There are two things to note right away about I.S. Berry’s debut spy novel, The Peacock and the Sparrow. One is Ms. Berry’s credentials: her six years as an operative for the CIA and prior to that, impressive academic credentials—graduation from an elite women’s college (Haverford) and the University of Virginia Law School. Impressive that the CIA can still recruit people like that, two decades on from the intake inspired by the 9/11 attacks. But, of course, Ms. Berry didn’t stay with the Agency. Maybe she was always an aspiring novelist. Maybe, and there are lots of hints of this in the novel, she just didn’t like the spy game.
The other thing that is instantly striking is the six pages of encomiums (excerpted) about the novel that greets the reader when you open the book.
Lots of eminent people liked the novel, I guess. As a long-time reader of spy novels, mostly from the British side of the genre, I didn’t.
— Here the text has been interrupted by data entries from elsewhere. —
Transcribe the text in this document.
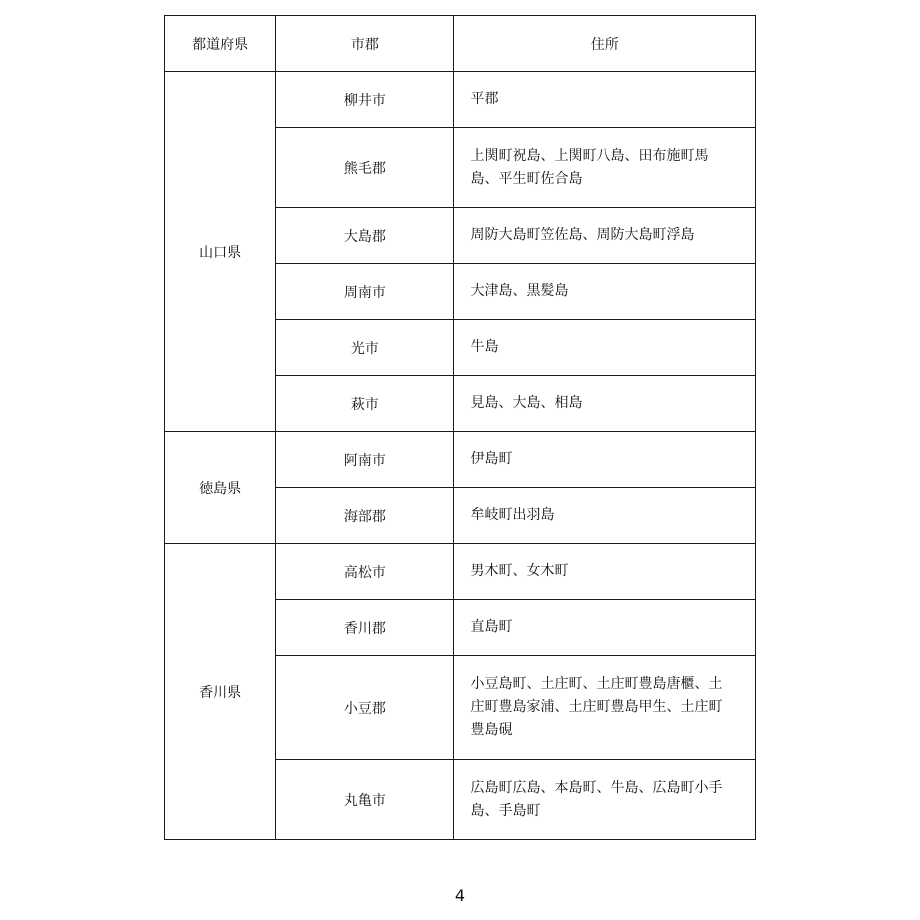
都道府県	市郡	住所
山口県	柳井市	平郡
	熊毛郡	上関町祝島、上関町八島、田布施町馬島、平生町佐合島
	大島郡	周防大島町笠佐島、周防大島町浮島
	周南市	大津島、黒髪島
	光市	牛島
	萩市	見島、大島、相島
徳島県	阿南市	伊島町
	海部郡	牟岐町出羽島
香川県	高松市	男木町、女木町
	香川郡	直島町
	小豆郡	小豆島町、土庄町、土庄町豊島唐櫃、土庄町豊島家浦、土庄町豊島甲生、土庄町豊島硯
	丸亀市	広島町広島、本島町、牛島、広島町小手島、手島町
4
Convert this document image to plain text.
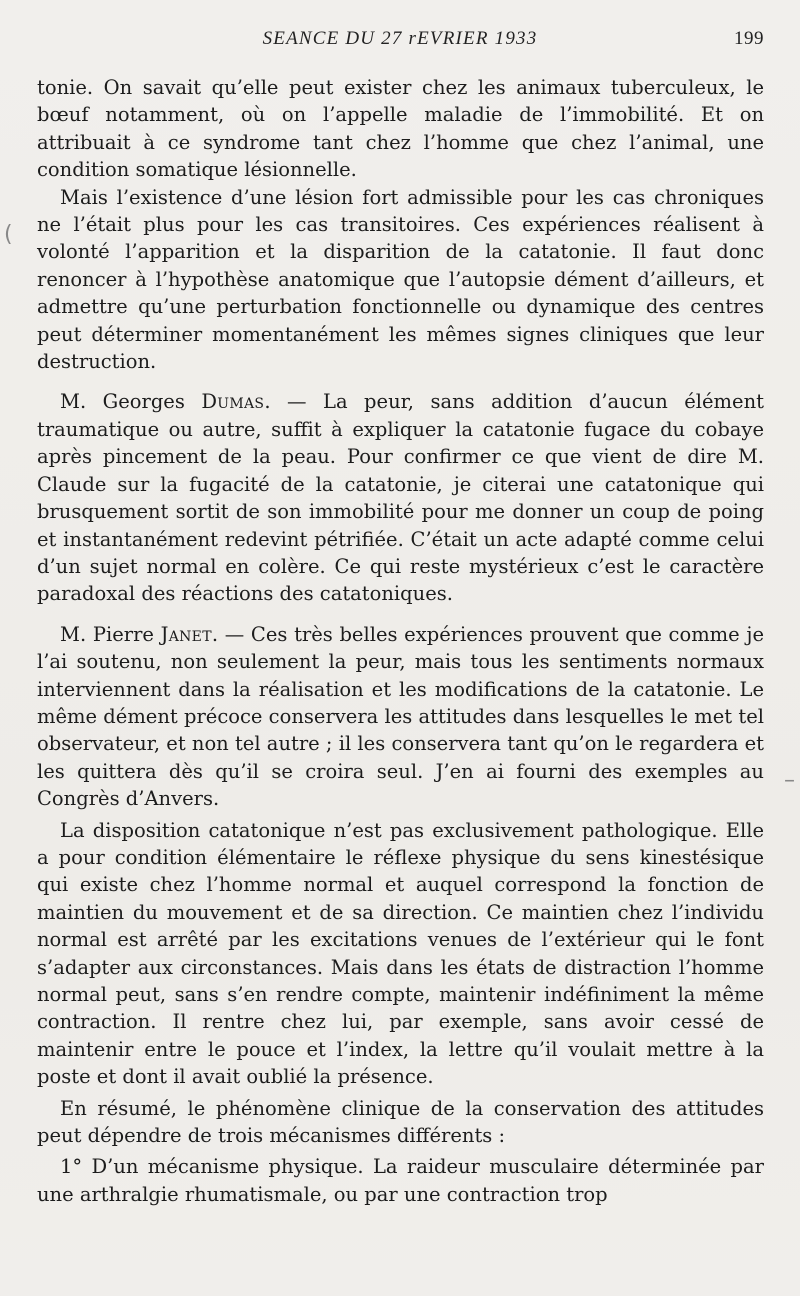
SEANCE DU 27 rEVRIER 1933	199

tonie. On savait qu’elle peut exister chez les animaux tuberculeux, le bœuf notamment, où on l’appelle maladie de l’immobilité. Et on attribuait à ce syndrome tant chez l’homme que chez l’animal, une condition somatique lésionnelle.

Mais l’existence d’une lésion fort admissible pour les cas chroniques ne l’était plus pour les cas transitoires. Ces expériences réalisent à volonté l’apparition et la disparition de la catatonie. Il faut donc renoncer à l’hypothèse anatomique que l’autopsie dément d’ailleurs, et admettre qu’une perturbation fonctionnelle ou dynamique des centres peut déterminer momentanément les mêmes signes cliniques que leur destruction.

M. Georges Dumas. — La peur, sans addition d’aucun élément traumatique ou autre, suffit à expliquer la catatonie fugace du cobaye après pincement de la peau. Pour confirmer ce que vient de dire M. Claude sur la fugacité de la catatonie, je citerai une catatonique qui brusquement sortit de son immobilité pour me donner un coup de poing et instantanément redevint pétrifiée. C’était un acte adapté comme celui d’un sujet normal en colère. Ce qui reste mystérieux c’est le caractère paradoxal des réactions des catatoniques.

M. Pierre Janet. — Ces très belles expériences prouvent que comme je l’ai soutenu, non seulement la peur, mais tous les sentiments normaux interviennent dans la réalisation et les modifications de la catatonie. Le même dément précoce conservera les attitudes dans lesquelles le met tel observateur, et non tel autre ; il les conservera tant qu’on le regardera et les quittera dès qu’il se croira seul. J’en ai fourni des exemples au Congrès d’Anvers.

La disposition catatonique n’est pas exclusivement pathologique. Elle a pour condition élémentaire le réflexe physique du sens kinestésique qui existe chez l’homme normal et auquel correspond la fonction de maintien du mouvement et de sa direction. Ce maintien chez l’individu normal est arrêté par les excitations venues de l’extérieur qui le font s’adapter aux circonstances. Mais dans les états de distraction l’homme normal peut, sans s’en rendre compte, maintenir indéfiniment la même contraction. Il rentre chez lui, par exemple, sans avoir cessé de maintenir entre le pouce et l’index, la lettre qu’il voulait mettre à la poste et dont il avait oublié la présence.

En résumé, le phénomène clinique de la conservation des attitudes peut dépendre de trois mécanismes différents :

1° D’un mécanisme physique. La raideur musculaire déterminée par une arthralgie rhumatismale, ou par une contraction trop

(
–
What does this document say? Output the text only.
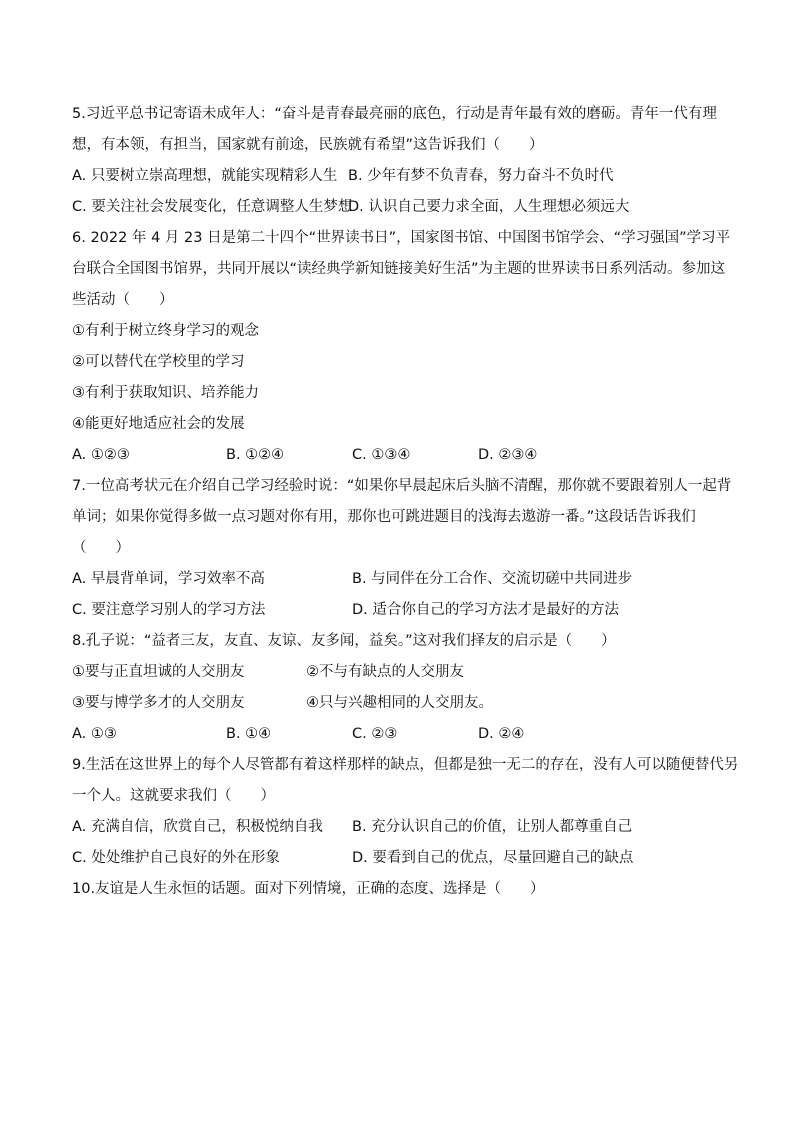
5.习近平总书记寄语未成年人：“奋斗是青春最亮丽的底色，行动是青年最有效的磨砺。青年一代有理
想，有本领，有担当，国家就有前途，民族就有希望”这告诉我们（　　）
A. 只要树立崇高理想，就能实现精彩人生 B. 少年有梦不负青春，努力奋斗不负时代
C. 要关注社会发展变化，任意调整人生梦想
D. 认识自己要力求全面，人生理想必须远大
6. 2022 年 4 月 23 日是第二十四个“世界读书日”，国家图书馆、中国图书馆学会、“学习强国”学习平
台联合全国图书馆界，共同开展以“读经典学新知链接美好生活”为主题的世界读书日系列活动。参加这
些活动（　　）
①有利于树立终身学习的观念
②可以替代在学校里的学习
③有利于获取知识、培养能力
④能更好地适应社会的发展
A. ①②③	B. ①②④	C. ①③④	D. ②③④
7.一位高考状元在介绍自己学习经验时说：“如果你早晨起床后头脑不清醒，那你就不要跟着别人一起背
单词；如果你觉得多做一点习题对你有用，那你也可跳进题目的浅海去遨游一番。”这段话告诉我们
（　　）
A. 早晨背单词，学习效率不高	B. 与同伴在分工合作、交流切磋中共同进步
C. 要注意学习别人的学习方法	D. 适合你自己的学习方法才是最好的方法
8.孔子说：“益者三友，友直、友谅、友多闻，益矣。”这对我们择友的启示是（　　）
①要与正直坦诚的人交朋友	②不与有缺点的人交朋友
③要与博学多才的人交朋友	④只与兴趣相同的人交朋友。
A. ①③	B. ①④	C. ②③	D. ②④
9.生活在这世界上的每个人尽管都有着这样那样的缺点，但都是独一无二的存在，没有人可以随便替代另
一个人。这就要求我们（　　）
A. 充满自信，欣赏自己，积极悦纳自我 B. 充分认识自己的价值，让别人都尊重自己
C. 处处维护自己良好的外在形象	D. 要看到自己的优点，尽量回避自己的缺点
10.友谊是人生永恒的话题。面对下列情境，正确的态度、选择是（　　）
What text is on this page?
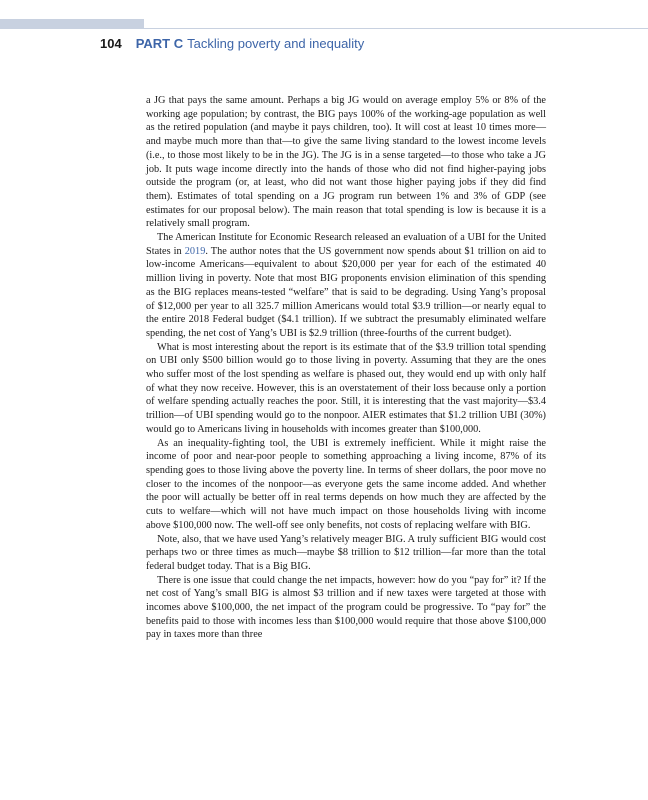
104 PART C Tackling poverty and inequality

a JG that pays the same amount. Perhaps a big JG would on average employ 5% or 8% of the working age population; by contrast, the BIG pays 100% of the working-age population as well as the retired population (and maybe it pays children, too). It will cost at least 10 times more—and maybe much more than that—to give the same living standard to the lowest income levels (i.e., to those most likely to be in the JG). The JG is in a sense targeted—to those who take a JG job. It puts wage income directly into the hands of those who did not find higher-paying jobs outside the program (or, at least, who did not want those higher paying jobs if they did find them). Estimates of total spending on a JG program run between 1% and 3% of GDP (see estimates for our proposal below). The main reason that total spending is low is because it is a relatively small program.

The American Institute for Economic Research released an evaluation of a UBI for the United States in 2019. The author notes that the US government now spends about $1 trillion on aid to low-income Americans—equivalent to about $20,000 per year for each of the estimated 40 million living in poverty. Note that most BIG proponents envision elimination of this spending as the BIG replaces means-tested “welfare” that is said to be degrading. Using Yang’s proposal of $12,000 per year to all 325.7 million Americans would total $3.9 trillion—or nearly equal to the entire 2018 Federal budget ($4.1 trillion). If we subtract the presumably eliminated welfare spending, the net cost of Yang’s UBI is $2.9 trillion (three-fourths of the current budget).

What is most interesting about the report is its estimate that of the $3.9 trillion total spending on UBI only $500 billion would go to those living in poverty. Assuming that they are the ones who suffer most of the lost spending as welfare is phased out, they would end up with only half of what they now receive. However, this is an overstatement of their loss because only a portion of welfare spending actually reaches the poor. Still, it is interesting that the vast majority—$3.4 trillion—of UBI spending would go to the nonpoor. AIER estimates that $1.2 trillion UBI (30%) would go to Americans living in households with incomes greater than $100,000.

As an inequality-fighting tool, the UBI is extremely inefficient. While it might raise the income of poor and near-poor people to something approaching a living income, 87% of its spending goes to those living above the poverty line. In terms of sheer dollars, the poor move no closer to the incomes of the nonpoor—as everyone gets the same income added. And whether the poor will actually be better off in real terms depends on how much they are affected by the cuts to welfare—which will not have much impact on those households living with income above $100,000 now. The well-off see only benefits, not costs of replacing welfare with BIG.

Note, also, that we have used Yang’s relatively meager BIG. A truly sufficient BIG would cost perhaps two or three times as much—maybe $8 trillion to $12 trillion—far more than the total federal budget today. That is a Big BIG.

There is one issue that could change the net impacts, however: how do you “pay for” it? If the net cost of Yang’s small BIG is almost $3 trillion and if new taxes were targeted at those with incomes above $100,000, the net impact of the program could be progressive. To “pay for” the benefits paid to those with incomes less than $100,000 would require that those above $100,000 pay in taxes more than three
There is a certain style of American spy novel that The Peacock and the Sparrow, emulates. Call it the hard-boiled, spy noir. Characteristic features are dissipated, over-the-hill spies, corrupt officials, lots of action, romance angles that never work out, twisty plots. If this sounds like your game, the Berry novel is for you. It has it all. The central protagonist, Shane Collins (plus cover-names) is a CIA Middle East expert on his last posting before alcohol gets to his liver, but hey, he still has his street-smarts. There is a venal, stuffed-shirt US Admiral; a too-young, insubstantial CIA station chief on a fast track to success (who doesn’t get there). There are portraits of piteous wives of spies (I suppose Berry came across lots of those); and a mysterious Bahraini woman artist who Collins has an ill-fated affair with and who turns up at the end of the novel as a suicide bomber. Much less interesting than her mosaic creations. There are tons of tradecraft, knowing in the beginning, but which eventually fades to boring. And yes, a twisty plot. Berry’s narrative resembles a crazy surveillance run, in which she drags the reader through a long, tortuous path to throw us all off the plot—and disappears into the encomiums. Oh yes, the novel is set in a very dusty and depressing Gulf kingdom, Bahrain, whose rulers will end up badly at the hands of an Arab spring uprising, that itself quickly turns nasty and fundamentalist.
This is a downer of a book review, I appreciate. My real reason for writing, is just to briefly ponder the mystery of different national styles behind the spy novel (there is, no surprise, no Canadian style, and hardly any Canadian spy novels).
What is missing in the American hard-boiled spy novel? What is, by contrast, present in the British spy novel, which gave birth to this very popular genre?
The short answer is, I think—Machiavelli. The best of the British tradition (John le Carre, Graham Green, Somerset Maugham et al) has a knowing way of conveying a world of spying that operates beneath the pavement of politics, is consequential, yet devious in its ways and means. Creating such a Machiavellian world, in which ends-means calculations dominate in the spy bureaucracy, also means creating a complicated moral environment which presses at the souls of its street-wise operatives and even its masterminds, sometimes creating traitors out of loyal servants of the state, sometimes just destroying souls. If you haven’t read Le Carre’s The Spy who Came in from the Cold, it exemplifies the quintessence of the British spy novel (forget Ian Fleming).
I miss this in American hard-boiled spy fiction. The spies turn into action automatons, the spy masters are missing in action. I couldn’t care a fig about any of them. Nowhere is there a hint of The Prince. The only moral dilemma is just how rotten the enterprise might turn to be. Nothing in the US genre that suggests the spy novel’s mission as a hidden text of global politics. But lots to suggest a possible screen-play.
On the Canadian side, I would note the two CSE novels by former Canadian intelligence community Rhiannon Beaubien.
I find American spy novels to be excessively cliched storytelling, better suited for Netflix screenwriting.